Wer eine Ungeheuerlichkeit nach der anderen verkraften muss, stumpft irgendwann ab. Das weiß auch Donald Trump. Empörungsmüdigkeit ist aber gerade jetzt nicht angebracht.
Dafür, dass Donald Trump Grenzen so sehr liebt, überschreitet er sie ziemlich oft. Das neueste Beispiel: Am Sonntag ließ er fast 300 mutmaßlich kriminelle Venezolaner auf Grundlage eines hunderte Jahre alten Kriegsgesetzes abschieben, "abscheuliche Monster", wie er sie nannte. Dass ein Bundesrichter genau das untersagt hatte, störte Trump offenbar wenig. Der wähnt sich längst über dem Gesetz – so wirkt es jedenfalls.
Die Welt reagiert auf den täglichen Wahnsinn, der da aus dem Weißen Haus schwappt, mit inzwischen gewohnter Fassungslosigkeit. Doch hat Empörung eine unwahrscheinlich kurze Halbwertzeit bekommen. Spätestens, wenn Trump morgen die Ostukraine per Videoschalte an Putin verscherbelt, den Panamakanal mit Flugzeugträgern blockiert oder das transatlantische Freihandelsabkommen in die Tonne kloppt, ist das Entsetzen von heute Schnee von gestern.
Debatten, die in der Prä-Trump-Ära über Wochen die Schlagzeilen bestimmt hätten, versanden heute in Rekordzeit. Menschen können sich eben nicht unendlich aufregen. Die Taktung des Unsagbaren ist so hoch, dass zum Reflektieren, geschweige denn zum Reagieren, kaum Zeit bleibt. Das Unnormale wird zum Normalzustand, Abwinken zum Schutzreflex. Genau das will Trump.
Donald Trumps Wahnsinn hat Strategie
Seit seinem Amtsantritt am 20. Januar trat der Präsident aus der WHO, dem Pariser Klimaabkommen und dem UN-Menschenrechtsrat aus, setzte das Asylrecht außer Kraft, stellte das Geburtsrecht auf Staatsbürgerschaft infrage, beschränkte die sexuelle Selbstbestimmung seiner Bürgerinnen und Bürger, drohte Verbündeten mit Handelskrieg, demütigte den ukrainischen Präsidenten vor laufenden Kameras. Hinzu kommen seine absurden, aber leider ernstzunehmenden Fantastereien über die Umgestaltung des kaputt gebombten Gazastreifens zum Urlaubsressort, den Kauf Grönlands, die Annexion des Panamakanals und die Eingliederung Kanadas.

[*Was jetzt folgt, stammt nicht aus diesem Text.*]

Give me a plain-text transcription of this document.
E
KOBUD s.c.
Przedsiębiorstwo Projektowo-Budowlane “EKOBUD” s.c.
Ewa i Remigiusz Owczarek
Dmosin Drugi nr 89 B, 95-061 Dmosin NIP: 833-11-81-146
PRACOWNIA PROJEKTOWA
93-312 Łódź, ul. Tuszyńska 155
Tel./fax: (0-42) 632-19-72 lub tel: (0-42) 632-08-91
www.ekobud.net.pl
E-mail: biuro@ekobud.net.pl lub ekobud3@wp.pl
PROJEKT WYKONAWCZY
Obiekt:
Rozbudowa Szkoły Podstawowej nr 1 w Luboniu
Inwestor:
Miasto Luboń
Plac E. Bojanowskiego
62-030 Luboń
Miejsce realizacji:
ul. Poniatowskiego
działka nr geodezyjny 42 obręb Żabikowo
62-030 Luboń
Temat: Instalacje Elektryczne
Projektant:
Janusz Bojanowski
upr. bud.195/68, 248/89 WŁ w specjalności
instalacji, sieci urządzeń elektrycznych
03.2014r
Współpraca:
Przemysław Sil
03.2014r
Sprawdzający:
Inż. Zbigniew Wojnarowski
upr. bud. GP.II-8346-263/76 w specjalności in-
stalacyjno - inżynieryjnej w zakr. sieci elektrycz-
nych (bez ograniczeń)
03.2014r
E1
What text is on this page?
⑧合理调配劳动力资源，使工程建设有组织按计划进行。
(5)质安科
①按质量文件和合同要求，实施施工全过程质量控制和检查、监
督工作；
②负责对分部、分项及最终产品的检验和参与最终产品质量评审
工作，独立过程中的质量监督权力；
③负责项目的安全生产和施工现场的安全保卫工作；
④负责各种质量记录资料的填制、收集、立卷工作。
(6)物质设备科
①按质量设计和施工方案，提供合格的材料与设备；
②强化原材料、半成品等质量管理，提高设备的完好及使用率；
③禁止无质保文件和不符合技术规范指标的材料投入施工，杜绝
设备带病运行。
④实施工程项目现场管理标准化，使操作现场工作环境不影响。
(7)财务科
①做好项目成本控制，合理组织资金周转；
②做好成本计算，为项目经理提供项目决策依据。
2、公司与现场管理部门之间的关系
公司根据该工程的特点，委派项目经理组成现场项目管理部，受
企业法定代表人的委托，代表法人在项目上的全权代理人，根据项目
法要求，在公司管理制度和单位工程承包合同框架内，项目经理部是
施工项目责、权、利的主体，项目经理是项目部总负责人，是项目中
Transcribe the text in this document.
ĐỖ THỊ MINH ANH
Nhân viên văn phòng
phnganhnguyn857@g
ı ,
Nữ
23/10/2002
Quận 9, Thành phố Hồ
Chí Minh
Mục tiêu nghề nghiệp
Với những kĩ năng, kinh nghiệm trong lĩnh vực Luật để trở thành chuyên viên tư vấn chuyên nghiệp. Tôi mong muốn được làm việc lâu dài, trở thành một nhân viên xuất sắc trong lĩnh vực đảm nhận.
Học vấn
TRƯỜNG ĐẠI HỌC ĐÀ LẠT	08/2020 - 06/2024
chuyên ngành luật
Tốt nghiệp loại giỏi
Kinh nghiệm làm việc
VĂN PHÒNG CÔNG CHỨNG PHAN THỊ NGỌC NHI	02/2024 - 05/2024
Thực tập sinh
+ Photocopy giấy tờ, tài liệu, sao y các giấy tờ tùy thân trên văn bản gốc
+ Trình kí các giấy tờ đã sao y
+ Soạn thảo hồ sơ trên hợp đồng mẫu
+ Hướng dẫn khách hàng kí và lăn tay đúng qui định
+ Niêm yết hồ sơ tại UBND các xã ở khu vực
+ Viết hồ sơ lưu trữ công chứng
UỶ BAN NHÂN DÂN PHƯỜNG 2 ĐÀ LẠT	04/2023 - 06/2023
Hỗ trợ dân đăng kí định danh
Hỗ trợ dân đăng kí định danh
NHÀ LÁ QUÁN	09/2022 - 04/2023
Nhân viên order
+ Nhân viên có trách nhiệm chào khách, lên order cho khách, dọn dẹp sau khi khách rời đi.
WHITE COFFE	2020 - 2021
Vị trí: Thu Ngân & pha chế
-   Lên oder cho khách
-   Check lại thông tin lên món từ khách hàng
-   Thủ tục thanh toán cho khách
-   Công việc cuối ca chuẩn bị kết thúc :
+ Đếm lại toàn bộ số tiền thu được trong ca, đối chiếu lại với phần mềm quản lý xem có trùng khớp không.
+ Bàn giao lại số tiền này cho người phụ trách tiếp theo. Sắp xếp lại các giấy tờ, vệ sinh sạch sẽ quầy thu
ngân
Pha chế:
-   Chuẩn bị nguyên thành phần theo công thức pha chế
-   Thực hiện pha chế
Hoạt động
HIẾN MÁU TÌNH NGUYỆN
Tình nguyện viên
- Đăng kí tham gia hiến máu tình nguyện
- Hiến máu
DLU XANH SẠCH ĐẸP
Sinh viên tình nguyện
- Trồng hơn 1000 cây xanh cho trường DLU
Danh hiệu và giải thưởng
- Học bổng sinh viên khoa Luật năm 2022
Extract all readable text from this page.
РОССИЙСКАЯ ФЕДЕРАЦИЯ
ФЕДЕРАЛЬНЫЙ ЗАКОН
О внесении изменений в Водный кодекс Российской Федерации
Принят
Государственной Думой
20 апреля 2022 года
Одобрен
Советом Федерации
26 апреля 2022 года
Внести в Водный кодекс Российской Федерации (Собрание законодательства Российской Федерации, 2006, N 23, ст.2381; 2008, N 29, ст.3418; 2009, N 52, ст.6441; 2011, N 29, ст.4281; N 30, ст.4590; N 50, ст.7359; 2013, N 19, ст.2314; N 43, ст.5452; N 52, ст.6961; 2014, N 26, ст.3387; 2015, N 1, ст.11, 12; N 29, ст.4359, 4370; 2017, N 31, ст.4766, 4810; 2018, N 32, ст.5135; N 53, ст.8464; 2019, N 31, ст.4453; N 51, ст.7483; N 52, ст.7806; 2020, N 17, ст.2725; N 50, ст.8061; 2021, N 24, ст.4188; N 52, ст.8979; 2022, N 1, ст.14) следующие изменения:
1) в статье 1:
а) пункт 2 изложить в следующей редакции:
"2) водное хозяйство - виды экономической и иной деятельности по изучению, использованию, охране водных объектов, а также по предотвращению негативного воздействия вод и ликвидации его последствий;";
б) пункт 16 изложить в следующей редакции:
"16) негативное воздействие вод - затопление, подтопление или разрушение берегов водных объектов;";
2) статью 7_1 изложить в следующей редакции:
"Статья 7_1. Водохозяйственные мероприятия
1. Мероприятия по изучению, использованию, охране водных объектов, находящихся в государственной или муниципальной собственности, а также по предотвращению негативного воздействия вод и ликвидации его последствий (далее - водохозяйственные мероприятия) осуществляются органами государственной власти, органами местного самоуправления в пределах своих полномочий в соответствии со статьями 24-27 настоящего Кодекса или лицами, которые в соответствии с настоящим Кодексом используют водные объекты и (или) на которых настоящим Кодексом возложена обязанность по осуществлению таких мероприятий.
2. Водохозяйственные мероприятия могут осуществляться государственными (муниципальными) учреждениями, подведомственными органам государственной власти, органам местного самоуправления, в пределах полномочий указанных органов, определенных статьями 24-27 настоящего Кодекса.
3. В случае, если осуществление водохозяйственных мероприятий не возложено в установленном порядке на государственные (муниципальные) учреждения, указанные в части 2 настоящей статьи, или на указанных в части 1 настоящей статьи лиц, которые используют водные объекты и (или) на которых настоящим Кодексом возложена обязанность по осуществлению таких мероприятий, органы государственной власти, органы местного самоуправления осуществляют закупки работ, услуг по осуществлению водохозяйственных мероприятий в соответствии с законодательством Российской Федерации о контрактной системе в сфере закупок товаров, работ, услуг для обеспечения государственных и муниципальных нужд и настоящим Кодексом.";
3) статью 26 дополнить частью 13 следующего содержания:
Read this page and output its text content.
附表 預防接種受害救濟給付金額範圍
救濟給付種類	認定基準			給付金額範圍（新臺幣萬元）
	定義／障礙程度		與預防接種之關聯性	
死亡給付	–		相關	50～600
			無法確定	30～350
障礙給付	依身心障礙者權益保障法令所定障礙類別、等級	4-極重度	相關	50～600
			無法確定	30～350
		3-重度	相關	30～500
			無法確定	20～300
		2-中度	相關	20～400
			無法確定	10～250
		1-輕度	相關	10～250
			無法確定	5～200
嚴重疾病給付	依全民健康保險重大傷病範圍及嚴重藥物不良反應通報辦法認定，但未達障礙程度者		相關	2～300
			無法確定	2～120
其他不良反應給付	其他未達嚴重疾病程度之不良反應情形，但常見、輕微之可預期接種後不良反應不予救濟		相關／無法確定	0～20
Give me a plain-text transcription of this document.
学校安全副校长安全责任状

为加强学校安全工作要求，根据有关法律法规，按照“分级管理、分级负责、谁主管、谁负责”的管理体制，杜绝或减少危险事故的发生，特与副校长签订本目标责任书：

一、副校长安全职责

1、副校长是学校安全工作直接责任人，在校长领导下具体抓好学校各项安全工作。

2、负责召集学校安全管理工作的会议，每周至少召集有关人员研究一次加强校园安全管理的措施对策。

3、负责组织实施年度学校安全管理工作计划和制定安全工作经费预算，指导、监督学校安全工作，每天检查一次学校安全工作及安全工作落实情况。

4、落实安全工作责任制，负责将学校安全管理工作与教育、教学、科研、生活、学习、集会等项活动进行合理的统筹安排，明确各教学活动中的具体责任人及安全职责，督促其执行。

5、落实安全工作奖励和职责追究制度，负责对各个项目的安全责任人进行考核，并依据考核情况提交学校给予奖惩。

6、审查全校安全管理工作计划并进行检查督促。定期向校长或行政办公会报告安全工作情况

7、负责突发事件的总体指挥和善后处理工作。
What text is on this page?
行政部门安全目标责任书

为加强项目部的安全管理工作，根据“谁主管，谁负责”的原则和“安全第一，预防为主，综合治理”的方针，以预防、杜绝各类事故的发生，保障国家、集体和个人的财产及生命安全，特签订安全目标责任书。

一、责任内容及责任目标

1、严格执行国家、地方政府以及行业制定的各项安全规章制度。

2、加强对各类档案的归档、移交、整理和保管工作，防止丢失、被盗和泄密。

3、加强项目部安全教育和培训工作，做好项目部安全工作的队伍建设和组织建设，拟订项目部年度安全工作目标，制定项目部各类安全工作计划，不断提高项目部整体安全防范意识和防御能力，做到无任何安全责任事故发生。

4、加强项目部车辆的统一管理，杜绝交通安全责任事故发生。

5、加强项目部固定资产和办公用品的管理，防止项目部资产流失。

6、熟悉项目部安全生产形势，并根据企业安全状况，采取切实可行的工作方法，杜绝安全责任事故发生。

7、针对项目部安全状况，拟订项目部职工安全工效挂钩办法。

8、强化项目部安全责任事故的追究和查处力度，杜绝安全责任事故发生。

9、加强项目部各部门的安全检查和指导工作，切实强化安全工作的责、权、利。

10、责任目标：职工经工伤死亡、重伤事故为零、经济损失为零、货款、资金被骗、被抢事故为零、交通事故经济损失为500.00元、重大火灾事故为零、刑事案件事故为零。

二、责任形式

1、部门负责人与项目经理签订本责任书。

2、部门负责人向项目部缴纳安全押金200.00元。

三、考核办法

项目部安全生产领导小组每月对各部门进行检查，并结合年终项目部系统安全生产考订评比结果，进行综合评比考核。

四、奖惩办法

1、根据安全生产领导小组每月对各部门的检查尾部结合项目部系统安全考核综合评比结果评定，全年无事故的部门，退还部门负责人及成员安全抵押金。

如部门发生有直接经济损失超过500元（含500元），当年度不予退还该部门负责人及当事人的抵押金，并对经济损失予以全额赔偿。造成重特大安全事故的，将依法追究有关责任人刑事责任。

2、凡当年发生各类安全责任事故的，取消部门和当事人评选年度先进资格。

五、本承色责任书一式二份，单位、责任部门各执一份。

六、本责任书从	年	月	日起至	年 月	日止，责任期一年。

Diese völlige Reizüberflutung ist kein Zufall. Sie ist Strategie. Angesichts der schieren Flut an Dekreten hat niemand mehr eine Chance, vor die Welle zu kommen. Die Opposition verfällt in Schockstarre, Medien kommen kaum hinterher. "Flood the Zone" heißt dieses Prinzip, dessen Erfindung sich der ultrarechte Spindoktor Steve Bannon rühmt.
Während Trump Nebelkerzen wie Pyrotechnik zündet, höhlt sein Team handverlesener Ja-Sager im Windschatten multipler Shitstorms den Rechtsstaat aus. Sie säubern Behörden von kritischen Stimmen, entziehen politischen Gegnern den Personenschutz, prüfen Strafverfahren.
Die Welt katert nach 56 Tagen Trump
Trotzdem wird auch ein entfesselter Donald Trump dieses Tempo nicht ewig durchhalten können. Das muss er auch nicht. Bis zu den Zwischenwahlen im November 2026 hat er nahezu freie Hand – im Senat und im Repräsentantenhaus sind seine hörigen Republikaner überlegen, sogar das Oberste Gericht tanzt mehrheitlich nach seiner Pfeife.
Doch waren das erst 56 Tage unter Trump. Bleiben noch 1405. Und schon jetzt herrscht Katerstimmung. Die Empörungsknospen sind so ausgelaugt wie der Dopaminhaushalt nach einer Nacht im Vollrausch. In so einer Lage raffen sich die Wenigsten auf. Sollten sie aber. Die Party ist vorbei.
Hinweis: Dieser Artikel erschien ursprünglich am 5. Februar und wurde entsprechend aktualisiert.